Thierry Neuville gelang in Mexiko erstmals der Sprung aufs WRC-Podium

Rallye 2013

— 07.04.2013

Al-Attiyah will genießen, Neuville auf dem Boden bleiben

Nasser Al-Attiyah freut sich auf die Atmosphäre in Portugal - Thierry Neuville wird nach seinem ersten WRC-Podium nicht euphorisch

Unverhofft kommt oft: Ursprünglich hatte Nasser Al-Attiyah gar nicht geplant, an der Rallye Portugal (11. bis 14. April) teilzunehmen, doch nachdem sich eine Lücke im Terminkalender des vielbeschäftigten Mannes aus Katar fand, schlug der M-Sport-Pilot zu und sicherte sich den Start bei einer seiner Lieblingsrallyes. "Ich bin ein großer Fan dieser Veranstaltung. Sie war ursprünglich nicht Teil meines Programms, aber als sich die Gelegenheit ergab, haben es Malcolm (Wilson, Teamchef, Anm. d. Red.) und mein Manager möglich gemacht", sagt Al-Attiyah.

"Die Atmosphäre durch die Zuschauer ist immer fantastisch, ich denke deshalb kommen so viele Fahrer gerne zu dieser Veranstaltung", fiebert der Ford-Pilot dem vierten WM-Lauf der Saison entgegen. Im Vorjahr war die Rallye auf der iberischen Halbinsel für Al-Attiyah ein gutes Pflaster: "Ich habe gute Erinnerungen an diese Rallye, wo ich im vergangenen Jahr mit Platz vier mein bestes WRC-Resultat erzielt habe. Wir hatten in Mexiko einen guten Lauf, daher hoffe ich, dass wir diesen Schwung mitnehmen können und hier ein weiteres gutes Resultat erzielen", sagt der 42-Jährige, der in Mexiko auf Platz fünf fuhr.

Sein junger Teamkollege Thierry Neuville reist ebenfalls gut gerüstet nach Portugal. Mit einem Test bereiteten sich der Belgier und sein Team in dieser Woche auf die zweite Schotter-Rallye des Jahres vor: "Wir hatten beim Test perfekte Bedingungen. Am Vormittag war es feucht und nass, am Nachmittag trocken", zieht Neuville ein positives Fazit. "Ich bin zuversichtlich, dass wir in der kommenden Woche ein gutes Resultat erzielen können. Wir haben im Vergleich zu Mexiko einige Änderungen am Fahrzeug vorgenommen, die sich gut anfühlen."

"Es heißt häufig, dies sei die erste 'konventionelle' Rallye des Jahres, was aber nicht heißt, dass sie ohne Herausforderungen wäre", blickt der 24-Jährige auf den WM-Lauf in Portugal. "Die lange Wertungsprüfung am Sonntag wird für alle Teams eine Prüfstein, aber bis dahin müssen wir erst einmal kommen. Da es am Freitag keinen Mittags-Service gibt, müssen wir clever fahren und mit dem Auto und den Reifen haushalten.
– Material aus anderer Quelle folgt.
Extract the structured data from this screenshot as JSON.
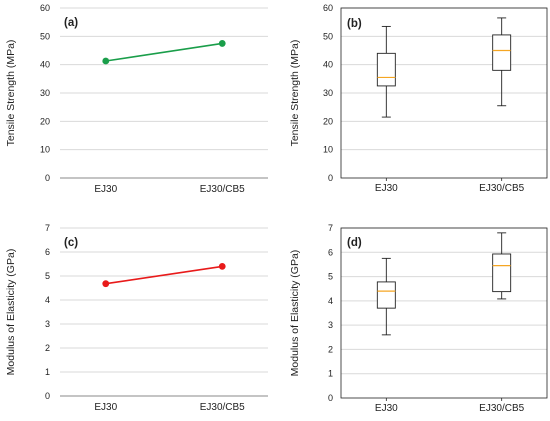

Die Strategie wird sicherlich eine Schlüsselrolle spielen."

Neuville reist nach den Plätzen fünf in Schweden und Platz drei in Mexiko mit viel Rückenwind nach Portugal. Doch auch nach dem ersten Podium seiner WRC-Karriere will der Belgier die Erwartungen nicht nach oben schrauben. "Die Ergebnisse aus Schweden und Mexiko stimmen uns zuversichtlich, aber davon dürfen wir uns nicht überwältigen lassen. Wir lernen immer noch dazu, daher wäre ich mit der vierten oder fünften Position schon zufrieden", gibt sich Neuville bescheiden.